Author ORCID Identifier

https://orcid.org/0000-0002-9218-1624

Semester

Spring

Date of Graduation

2026

Document Type

Dissertation

Degree Type

PhD

College

Statler College of Engineering and Mineral Resources

Department

Lane Department of Computer Science and Electrical Engineering

Committee Chair

Kevin Bandura

Committee Member

Matthew Valenti

Committee Member

Natalia Schmid

Committee Member

David Graham

Committee Member

Maura McLaughlin

Abstract

Precise calibration of radio telescope beams and gains is a central requirement for 21 cm intensity mapping experiments, which aim to measure large scale cosmological structure through the redshifted emission line of neutral hydrogen. Bright astrophysical foregrounds dominate the sky at these frequencies, and separating them from the cosmological signal demands precise control over instrumental systematics, particularly the telescope beam and its frequency-dependent response. Existing aerial calibration sources are incoherent broadband emitters, detectable only as total power. They provide no direct phase information and suffer from poor sensitivity in low signal-to-noise regimes.

We present the Precision Emitter for 21cm Array Coherent Calibration (PEACC), digitally synthesized wideband calibration source designed to address these limitations. The system generates 1.2 GHz-wide Gaussian noise, time-synchronized to a 1 pulse-per-second output from a GPS-disciplined oscillator, and is optimized for deployment on an aerial platform such as a drone. A dual-source architecture is employed: one unit is carried on the aerial platform while a second reference unit is connected directly to the radio data acquisition system. By correlating the received aerial signal against this local reference, the system enables simultaneous measurement of both amplitude and phase for each baseline of the interferometric array. This approach improves sensitivity in the low signal-to-noise regime and provides an independent cross-check of telescope-pair visibility phases. The system supports configurable band selection, allowing adaptation to a range of 21 cm intensity mapping telescopes.

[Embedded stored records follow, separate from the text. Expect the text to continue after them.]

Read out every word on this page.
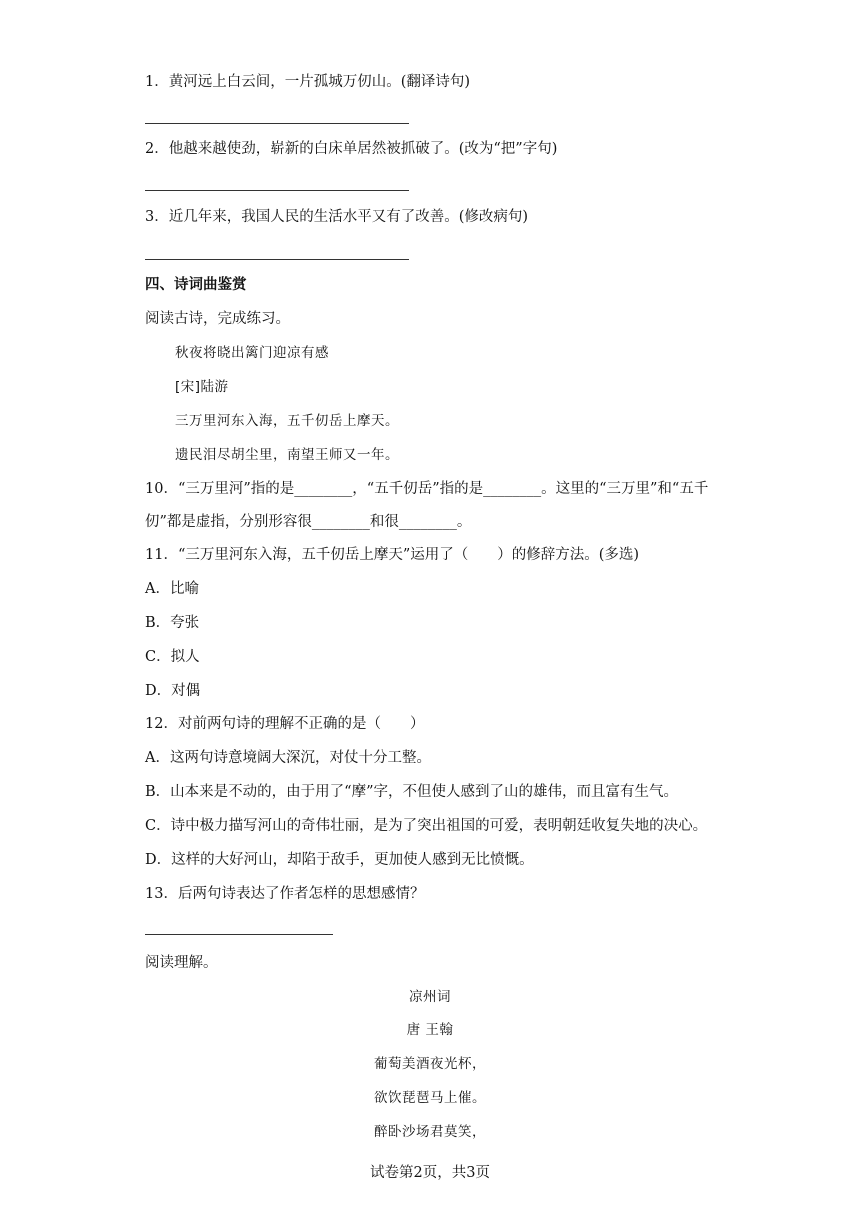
1．黄河远上白云间，一片孤城万仞山。(翻译诗句)
2．他越来越使劲，崭新的白床单居然被抓破了。(改为“把”字句)
3．近几年来，我国人民的生活水平又有了改善。(修改病句)
四、诗词曲鉴赏
阅读古诗，完成练习。
秋夜将晓出篱门迎凉有感
[宋]陆游
三万里河东入海，五千仞岳上摩天。
遗民泪尽胡尘里，南望王师又一年。
10．“三万里河”指的是________，“五千仞岳”指的是________。这里的“三万里”和“五千
仞”都是虚指，分别形容很________和很________。
11．“三万里河东入海，五千仞岳上摩天”运用了（　　）的修辞方法。(多选)
A．比喻
B．夸张
C．拟人
D．对偶
12．对前两句诗的理解不正确的是（　　）
A．这两句诗意境阔大深沉，对仗十分工整。
B．山本来是不动的，由于用了“摩”字，不但使人感到了山的雄伟，而且富有生气。
C．诗中极力描写河山的奇伟壮丽，是为了突出祖国的可爱，表明朝廷收复失地的决心。
D．这样的大好河山，却陷于敌手，更加使人感到无比愤慨。
13．后两句诗表达了作者怎样的思想感情？
阅读理解。
凉州词
唐 王翰
葡萄美酒夜光杯，
欲饮琵琶马上催。
醉卧沙场君莫笑，
试卷第2页，共3页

We validated PEACC through anechoic chamber measurements and by integrating the source on a drone flown over a local radio dish testbed. In both settings, the correlated channel substantially outperformed the auto-correlation channel across all signal-to-noise regimes of interest, confirming the key advantage of the dual-source architecture. To our knowledge, this is the first published demonstration of a free-space coherent calibration signal synchronized only by clocks, the first deployment of such a source on a drone, and the first published beam measurements made with such a source. Given the growing interest in drone-based calibration for 21 cm arrays, this work establishes the feasibility of high-fidelity digital calibration for next-generation 21 cm instruments, and provides a practical path towards improved foreground control and beam calibration in future arrays.